In a new study, researchers found a widely used class of drugs to treat patients with hypertension, cardiovascular disease and diabetic kidney disease—many of whom are elderly—does not increase the risk of developing a severe and potentially fatal COVID-19 infection.

The research was conducted by a team at Northwestern Medicine.

There have been concerns by the medical community worldwide that the drugs—ACE inhibitors and angiotensin receptor blockers (ARB)—might have caused an increase in ACE2, the main receptor for SARS-CoV-2, which could possibly increase the risk for this infection and its severity.

ACE inhibitors and ARBs are a category of drugs called RAS blockers.

These drugs, by different mechanisms, block the actions of a peptide that causes narrowing of blood vessels and fluid retention by the kidneys, which results in increased blood pressure.

The drugs help blood vessels relax and expand and decrease fluid retention, both of which lower blood pressure.

Since the recognition that ACE2 is the main receptor for SARS-CoV-2, there have been multiple studies discussing the potential risk (or lack of) for susceptibility and worse clinical course of COVID-19 in patients treated with RAS blockers.

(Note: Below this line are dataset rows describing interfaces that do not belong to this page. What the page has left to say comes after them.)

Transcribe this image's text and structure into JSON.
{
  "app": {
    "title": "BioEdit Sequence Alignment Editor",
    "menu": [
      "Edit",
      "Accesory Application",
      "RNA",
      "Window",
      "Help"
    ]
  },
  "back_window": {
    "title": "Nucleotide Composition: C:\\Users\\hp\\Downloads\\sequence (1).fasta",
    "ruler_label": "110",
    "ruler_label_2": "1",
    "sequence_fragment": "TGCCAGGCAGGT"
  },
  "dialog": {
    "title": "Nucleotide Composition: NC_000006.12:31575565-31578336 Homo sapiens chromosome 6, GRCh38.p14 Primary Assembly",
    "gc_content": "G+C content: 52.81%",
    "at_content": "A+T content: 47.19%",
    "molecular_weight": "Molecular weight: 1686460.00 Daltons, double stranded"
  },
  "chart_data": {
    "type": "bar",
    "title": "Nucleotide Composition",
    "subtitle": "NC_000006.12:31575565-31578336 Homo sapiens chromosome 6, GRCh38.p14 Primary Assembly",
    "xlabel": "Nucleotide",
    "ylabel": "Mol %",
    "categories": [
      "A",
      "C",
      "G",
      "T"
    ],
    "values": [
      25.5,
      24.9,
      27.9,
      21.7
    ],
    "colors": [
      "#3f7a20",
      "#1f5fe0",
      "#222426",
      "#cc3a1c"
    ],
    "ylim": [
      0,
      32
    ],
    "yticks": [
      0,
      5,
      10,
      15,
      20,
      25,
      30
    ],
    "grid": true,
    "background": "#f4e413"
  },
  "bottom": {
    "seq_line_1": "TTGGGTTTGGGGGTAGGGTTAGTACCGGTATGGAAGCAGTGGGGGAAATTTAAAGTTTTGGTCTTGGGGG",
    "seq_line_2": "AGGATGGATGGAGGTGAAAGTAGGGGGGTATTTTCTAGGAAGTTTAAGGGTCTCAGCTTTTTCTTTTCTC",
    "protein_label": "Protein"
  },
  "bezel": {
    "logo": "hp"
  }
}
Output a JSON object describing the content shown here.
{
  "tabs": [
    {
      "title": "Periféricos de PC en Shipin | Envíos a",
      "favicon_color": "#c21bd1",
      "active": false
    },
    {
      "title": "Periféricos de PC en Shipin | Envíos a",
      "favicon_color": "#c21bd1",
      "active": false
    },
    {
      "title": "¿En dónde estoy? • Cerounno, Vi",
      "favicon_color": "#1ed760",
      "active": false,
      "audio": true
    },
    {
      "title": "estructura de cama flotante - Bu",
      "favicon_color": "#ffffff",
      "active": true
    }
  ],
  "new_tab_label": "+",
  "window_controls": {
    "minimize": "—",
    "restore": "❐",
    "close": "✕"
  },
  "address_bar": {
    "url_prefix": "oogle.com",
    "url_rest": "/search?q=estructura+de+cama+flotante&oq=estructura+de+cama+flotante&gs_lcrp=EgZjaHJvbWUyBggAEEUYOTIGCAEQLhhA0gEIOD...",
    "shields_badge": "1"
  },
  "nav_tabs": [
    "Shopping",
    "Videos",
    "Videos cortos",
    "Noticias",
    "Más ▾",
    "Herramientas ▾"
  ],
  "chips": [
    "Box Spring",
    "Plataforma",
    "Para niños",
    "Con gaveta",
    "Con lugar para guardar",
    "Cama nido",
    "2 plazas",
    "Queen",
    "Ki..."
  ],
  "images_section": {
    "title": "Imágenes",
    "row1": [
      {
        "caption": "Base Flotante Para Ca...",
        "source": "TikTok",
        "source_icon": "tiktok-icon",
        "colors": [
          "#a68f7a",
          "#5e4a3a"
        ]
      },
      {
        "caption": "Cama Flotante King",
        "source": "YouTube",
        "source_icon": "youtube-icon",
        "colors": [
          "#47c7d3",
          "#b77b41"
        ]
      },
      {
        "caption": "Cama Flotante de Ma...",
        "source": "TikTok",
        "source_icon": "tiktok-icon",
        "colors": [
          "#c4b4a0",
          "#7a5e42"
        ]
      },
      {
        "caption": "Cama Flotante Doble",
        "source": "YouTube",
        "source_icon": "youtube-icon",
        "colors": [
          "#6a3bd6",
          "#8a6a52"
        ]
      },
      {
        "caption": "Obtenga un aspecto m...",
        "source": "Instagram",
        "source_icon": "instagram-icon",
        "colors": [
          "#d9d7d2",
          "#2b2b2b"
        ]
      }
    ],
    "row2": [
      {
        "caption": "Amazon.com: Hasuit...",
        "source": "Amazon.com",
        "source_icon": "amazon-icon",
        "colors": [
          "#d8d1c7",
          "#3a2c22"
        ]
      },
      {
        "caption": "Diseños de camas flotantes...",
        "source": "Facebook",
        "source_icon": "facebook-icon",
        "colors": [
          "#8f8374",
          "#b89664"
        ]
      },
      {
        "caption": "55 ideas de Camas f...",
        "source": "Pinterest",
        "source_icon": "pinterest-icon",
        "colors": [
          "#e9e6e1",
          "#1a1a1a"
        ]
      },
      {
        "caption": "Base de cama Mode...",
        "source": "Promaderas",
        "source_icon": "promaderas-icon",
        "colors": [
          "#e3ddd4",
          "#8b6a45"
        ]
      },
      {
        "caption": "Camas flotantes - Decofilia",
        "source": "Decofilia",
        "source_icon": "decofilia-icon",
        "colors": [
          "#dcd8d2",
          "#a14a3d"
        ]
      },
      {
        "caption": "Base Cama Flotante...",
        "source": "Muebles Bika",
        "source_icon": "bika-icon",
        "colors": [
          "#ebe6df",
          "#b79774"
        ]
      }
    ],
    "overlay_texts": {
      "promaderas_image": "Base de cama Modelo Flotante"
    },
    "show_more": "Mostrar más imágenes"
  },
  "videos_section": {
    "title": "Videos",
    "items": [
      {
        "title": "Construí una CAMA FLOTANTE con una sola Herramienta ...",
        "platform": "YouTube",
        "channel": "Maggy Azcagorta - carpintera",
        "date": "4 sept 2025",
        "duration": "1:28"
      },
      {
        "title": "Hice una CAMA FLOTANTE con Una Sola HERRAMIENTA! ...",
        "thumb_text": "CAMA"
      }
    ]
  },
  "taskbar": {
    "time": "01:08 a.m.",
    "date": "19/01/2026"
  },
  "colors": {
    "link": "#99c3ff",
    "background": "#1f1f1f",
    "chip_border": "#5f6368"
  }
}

Much of the speculation comes from previous animal studies where some RAS blockers were reported to upregulate ACE2 in the heart and kidney vasculature.

In the study, the scientists measured ACE2 in isolated kidney and lung membranes of mice that were treated with either captopril, a widely used ACE inhibitor, or telmisartan, an ARB also widely prescribed.

They found a decrease, not an increase, in ACE2 in mice kidney membranes and no change in lung membranes. The study supports the safety of these drugs in the face of the COVID-19 pandemic.

This study is the first to examine the effect of ACE2 and ARBs in the lungs, which are considered one of the main targets for SARS-CoV-2 entry into the body.

One author of the study is Daniel Batlle, the Earle, del Greco, Levin Professor of Medicine at Northwestern University Feinberg School of Medicine.

The study is published in the Journal of the American Society of Nephrology.